La lírica de la posguerra en sentido literal está en una canción de los Beatles, Yellow Submarine, “con todos sus efectos de marcha militar y trucos de localizadores de sonido” (p. 182).
Los estudios de Abbey Road de los Beatles estaban provistos con máquinas de cintas magnetofónicas bastante famosas, como la serie BTR. En 1946, en medio de un Berlín bombardeado y fraccionado por los aliados y los soviéticos, Berth Jones junto con otros ingenieros de audio de Inglaterra y los Estados Unidos visitaron los laboratorios de guerra del Alto Mando alemán. Hallaron, entre los aparatos tomados como botín, una máquina de grabación de cinta, que los nazis habían empleado en la guerra para tratar de descifrar los códigos.

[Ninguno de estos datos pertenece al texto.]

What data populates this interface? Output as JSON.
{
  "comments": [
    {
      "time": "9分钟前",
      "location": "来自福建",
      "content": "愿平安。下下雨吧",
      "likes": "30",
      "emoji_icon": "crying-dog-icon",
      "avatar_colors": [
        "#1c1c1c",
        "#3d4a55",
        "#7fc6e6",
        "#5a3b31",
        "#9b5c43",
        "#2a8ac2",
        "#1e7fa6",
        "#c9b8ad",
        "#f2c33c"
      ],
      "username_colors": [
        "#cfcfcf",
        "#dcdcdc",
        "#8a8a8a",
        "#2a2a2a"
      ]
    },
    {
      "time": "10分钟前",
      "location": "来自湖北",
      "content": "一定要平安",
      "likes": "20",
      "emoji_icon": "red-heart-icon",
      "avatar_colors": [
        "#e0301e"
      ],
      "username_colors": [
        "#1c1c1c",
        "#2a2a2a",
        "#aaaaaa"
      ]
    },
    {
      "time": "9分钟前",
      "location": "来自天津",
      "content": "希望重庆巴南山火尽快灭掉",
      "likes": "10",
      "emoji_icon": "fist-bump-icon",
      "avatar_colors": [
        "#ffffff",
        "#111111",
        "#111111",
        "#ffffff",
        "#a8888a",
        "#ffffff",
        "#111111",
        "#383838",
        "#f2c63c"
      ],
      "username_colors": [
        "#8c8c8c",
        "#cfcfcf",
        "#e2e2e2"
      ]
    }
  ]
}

De modo que cada discoteca, al amplificar los efectos sonoros y acoplarlos en tiempo real con los efectos ópticos respectivos de estroboscopios o luces de flash, nos está regresando a la Guerra. A la Blitzkrieg. En este punto, Kittler recomienda leer Gravity’s Rainbow (1973) de Thomas Pynchon: una novela que justamente incorpora operaciones matemáticas para relatar la íntima unión entre tecnología y militarismo.
“Man kann nicht abschliessen, man kann nur anschiliessen” (No se puede terminar, solamente se puede conectar).